Gdy wyszedlem na tylną część baru to patrzę i... ściana. Każdy z tego świata pomyślałby "HA! Przecież jestem czarodziejem!", ale ja jestem herosem wiec przeszedłem cieniem na drugą stronę.
Większość sklepów była pozamykana. Najbliższym otwartym sklepem był z różdżkami Olivandera. Wszedłem do środka. W środku było pusto. Podszedłem do lady, zadzwoniłem dzwonkiem, ale nic się nie stało. Nagle z ciemnego kąta wyruszył się staruszek z siwymi włosami. Podszedł i mi się dokładnie przyjrzał.

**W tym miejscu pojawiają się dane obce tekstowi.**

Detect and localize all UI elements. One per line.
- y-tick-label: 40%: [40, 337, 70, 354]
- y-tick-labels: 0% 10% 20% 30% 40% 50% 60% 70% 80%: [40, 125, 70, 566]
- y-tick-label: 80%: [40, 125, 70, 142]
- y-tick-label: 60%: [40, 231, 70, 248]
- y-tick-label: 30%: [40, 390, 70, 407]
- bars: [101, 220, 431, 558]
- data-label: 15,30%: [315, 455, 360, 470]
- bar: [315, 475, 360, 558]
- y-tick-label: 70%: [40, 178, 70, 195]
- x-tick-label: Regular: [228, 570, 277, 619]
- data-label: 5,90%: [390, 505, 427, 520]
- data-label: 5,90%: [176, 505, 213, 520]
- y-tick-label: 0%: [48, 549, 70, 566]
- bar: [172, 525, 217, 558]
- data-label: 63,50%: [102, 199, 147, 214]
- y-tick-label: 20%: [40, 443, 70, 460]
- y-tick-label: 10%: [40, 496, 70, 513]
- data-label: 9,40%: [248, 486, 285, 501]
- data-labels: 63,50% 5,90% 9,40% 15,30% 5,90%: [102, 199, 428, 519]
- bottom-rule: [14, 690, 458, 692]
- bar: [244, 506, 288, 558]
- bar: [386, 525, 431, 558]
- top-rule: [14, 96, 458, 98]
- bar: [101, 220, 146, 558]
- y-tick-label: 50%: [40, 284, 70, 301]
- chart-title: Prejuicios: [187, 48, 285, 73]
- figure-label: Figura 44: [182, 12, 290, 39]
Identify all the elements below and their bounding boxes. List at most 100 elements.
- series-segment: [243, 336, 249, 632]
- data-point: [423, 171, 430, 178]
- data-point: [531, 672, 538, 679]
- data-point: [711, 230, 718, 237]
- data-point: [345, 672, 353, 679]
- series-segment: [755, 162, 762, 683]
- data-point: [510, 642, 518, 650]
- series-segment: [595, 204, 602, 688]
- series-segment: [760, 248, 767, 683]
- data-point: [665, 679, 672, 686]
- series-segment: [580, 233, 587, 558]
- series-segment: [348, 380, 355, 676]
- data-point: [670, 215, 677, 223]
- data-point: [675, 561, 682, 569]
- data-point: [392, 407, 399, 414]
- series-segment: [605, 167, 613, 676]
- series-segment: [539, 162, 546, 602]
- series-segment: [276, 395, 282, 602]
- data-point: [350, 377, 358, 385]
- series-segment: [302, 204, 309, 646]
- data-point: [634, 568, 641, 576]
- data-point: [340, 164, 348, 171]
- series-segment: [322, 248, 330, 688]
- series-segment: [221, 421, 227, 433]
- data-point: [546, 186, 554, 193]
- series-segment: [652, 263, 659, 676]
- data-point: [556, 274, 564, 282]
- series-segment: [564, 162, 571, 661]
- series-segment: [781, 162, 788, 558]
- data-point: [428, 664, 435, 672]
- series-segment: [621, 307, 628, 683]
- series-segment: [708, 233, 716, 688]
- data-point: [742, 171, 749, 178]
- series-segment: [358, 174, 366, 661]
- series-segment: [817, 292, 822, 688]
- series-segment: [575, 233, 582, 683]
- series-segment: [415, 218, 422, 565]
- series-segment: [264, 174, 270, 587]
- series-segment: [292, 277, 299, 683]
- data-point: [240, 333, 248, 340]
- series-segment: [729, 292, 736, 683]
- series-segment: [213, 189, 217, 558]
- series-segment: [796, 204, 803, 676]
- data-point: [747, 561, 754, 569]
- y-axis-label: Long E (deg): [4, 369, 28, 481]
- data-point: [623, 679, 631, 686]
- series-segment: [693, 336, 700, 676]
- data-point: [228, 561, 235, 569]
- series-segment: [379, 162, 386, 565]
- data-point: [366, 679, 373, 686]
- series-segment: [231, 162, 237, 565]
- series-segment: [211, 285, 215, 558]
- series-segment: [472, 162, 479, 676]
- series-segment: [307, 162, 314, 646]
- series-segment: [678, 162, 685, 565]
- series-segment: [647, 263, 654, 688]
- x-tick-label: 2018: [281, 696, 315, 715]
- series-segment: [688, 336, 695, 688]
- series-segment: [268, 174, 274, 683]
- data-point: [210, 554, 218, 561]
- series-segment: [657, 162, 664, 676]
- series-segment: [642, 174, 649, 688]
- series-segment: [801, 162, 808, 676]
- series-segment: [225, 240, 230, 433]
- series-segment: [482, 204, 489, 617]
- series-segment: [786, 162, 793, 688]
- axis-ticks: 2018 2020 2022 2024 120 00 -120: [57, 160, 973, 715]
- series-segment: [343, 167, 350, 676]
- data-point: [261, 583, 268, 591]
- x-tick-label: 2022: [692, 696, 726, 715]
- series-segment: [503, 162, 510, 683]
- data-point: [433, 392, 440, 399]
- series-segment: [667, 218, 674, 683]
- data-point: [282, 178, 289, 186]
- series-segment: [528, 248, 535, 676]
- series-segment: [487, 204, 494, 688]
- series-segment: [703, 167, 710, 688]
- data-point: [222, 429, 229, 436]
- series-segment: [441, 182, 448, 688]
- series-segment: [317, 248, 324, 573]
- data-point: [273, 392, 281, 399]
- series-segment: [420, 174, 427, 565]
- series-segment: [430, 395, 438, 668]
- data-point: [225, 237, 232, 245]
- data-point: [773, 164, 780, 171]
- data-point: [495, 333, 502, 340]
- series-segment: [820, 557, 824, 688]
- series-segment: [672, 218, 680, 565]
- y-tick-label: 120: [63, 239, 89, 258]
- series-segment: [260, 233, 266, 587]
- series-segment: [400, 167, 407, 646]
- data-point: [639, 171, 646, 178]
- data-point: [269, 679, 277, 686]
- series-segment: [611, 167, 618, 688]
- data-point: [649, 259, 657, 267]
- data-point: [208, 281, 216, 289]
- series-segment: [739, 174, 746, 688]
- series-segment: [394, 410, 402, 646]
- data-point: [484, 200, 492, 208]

- Dzień dobry? - powiedziałem, a raczej spytałem.
- Tak bardzo... Hmmm... dziwne. Okej! Może przejdziesz do wybierania różdżki? -zapytał.

Po kilku minutach wybrała mnie czarna różdżka z zielonym futerkiem na rączce.
- 15 cali. Sztywna. Lipa i włos... to my w ogóle taki rdzeń?! Dobrze.. nieważne... włos ponuraka. Idealna do transmutacjii i rzucania uroków.
Chociaż nie wiedziałem co to wszystko znaczy, ale ten człowiek wydawał się zaskoczony.
Wszystkie sklepy, do których powinienem wejść były zamknięte. Otwarty był sklep z miotlami lecz on mnie nie interesował.
Kiedy wróciłem do pokoju Leo leżał na ziemi z butelką na której było napisane "Ognista Wisky", reszta (Will i jakaś dziewczyna z niebieskimi włosami) spokojnie spała na łóżkach. Moje tez było zajęte wiec przeszedłem do pokoju Hazel i położyłem się na łóżku Willa. Miałem nadzieję, że się obudze zanim mnie zauważy.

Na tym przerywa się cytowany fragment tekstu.